Farmers' markets represent a significant source of income for many family farms. According to the state Department of Agriculture's Amy Crone, farmers' markets generated about $7.5 million in sales last year, but that is probably low because many farmers don't report all of their income.

The markets themselves generated an average of $500,000 each in sales last year, reports Crone, but, again, that's probably very low.

And the key is, they know what they are doing, and I don't.

"I'd be dead if I had to live on what I grew," writes Alcestis Oberg in USA Today.

The veteran Texas gardener and author of several gardening books makes the point that gardening isn't cheap, especially if you are just starting and have to invest in all the stuff it takes to garden.

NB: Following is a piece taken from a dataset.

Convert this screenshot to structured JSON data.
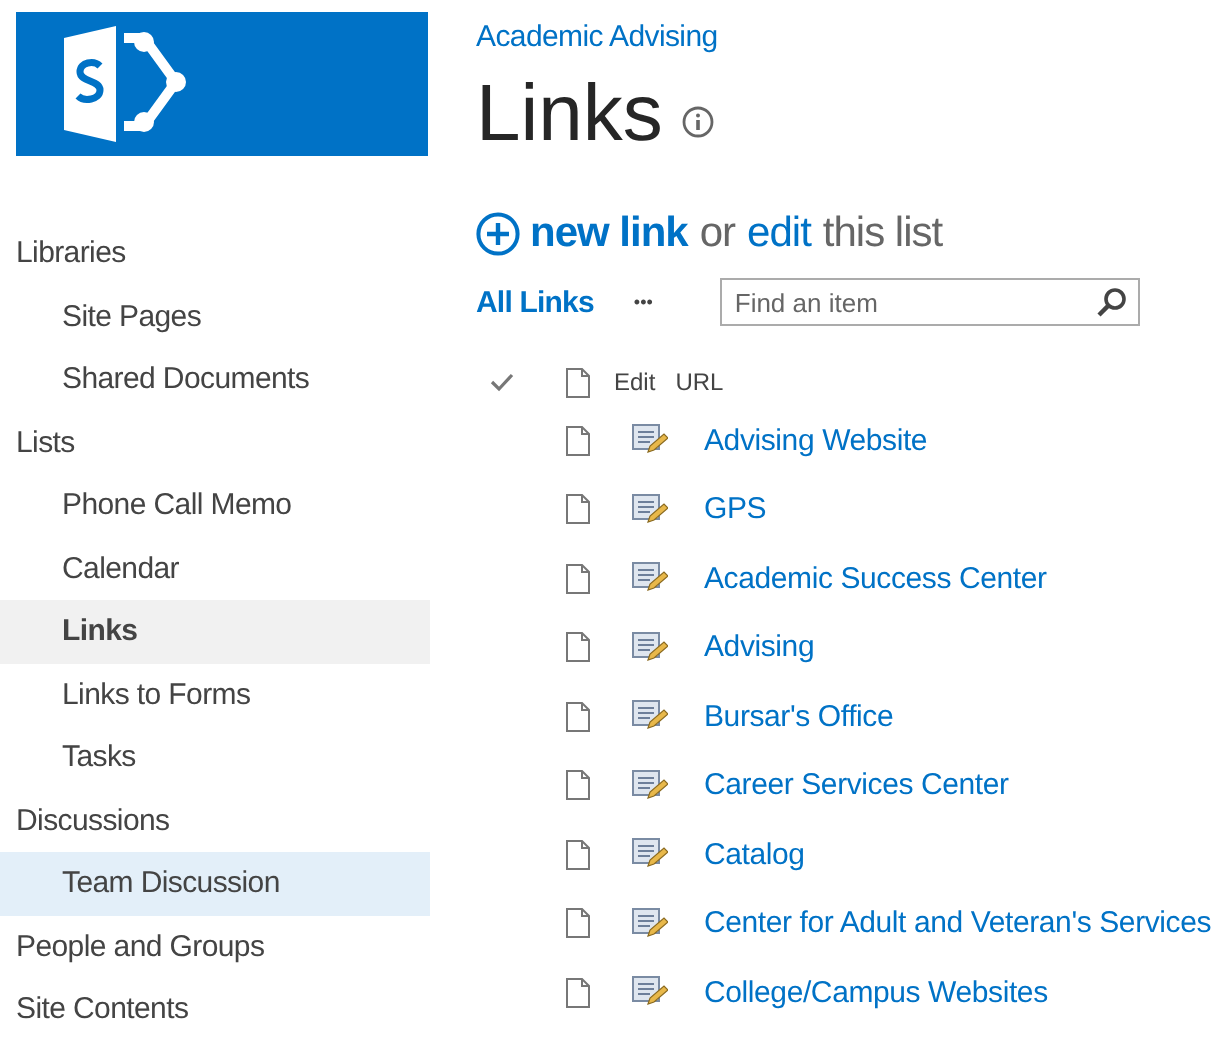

It isn't easy, she says. It can be back-breaking. Crops die. You probably can't grow many of the things you love to eat. For Oberg, they are Bing cherries, Honeycrisp apples and apricots.

Gardening offers more than food. That's why I garden.

But for the food, I go to the farmers' market, where I can plan a week's worth of meals around what is in season and see everybody I haven't seen all winter.

That's the other benefit of the farmers' market: the sense of community and the peace of mind that comes from knowing that your fruits and vegetables haven't been on a truck for two weeks, making their way from Costa Rica.

And the farmers' markets I regularly visit (there are three in Annapolis) sell more than tomatoes and silver queen corn.

I can buy goat cheese, fresh lamb, zinnias, pickles, honey, jam, fresh baked breads and French pastries, handmade baskets, crab cakes, peaches to die for and heirloom tomatoes as purple as plums and as yellow as grapefruit.

Do I spend more than the $50 that experts predict the average gardener will spend on seeds and such this year? Yep. No doubt about it. But it is money well-spent, for my family and for the farmers from whom I buy.

I worry that all these first-time vegetable gardeners will put in a lot of time and money and not get near the bounty that has been predicted - something like $1,200 worth of produce for every $50 spent on supplies.

I worry, too, that "recession gardens," as they are being called, will overtake rookie gardeners with weeds, bugs and too many zucchini; the gardeners will get discouraged and never do it again, and there goes the whole American self-sufficiency movement.

No worries.

They can always join me at the farmers' market.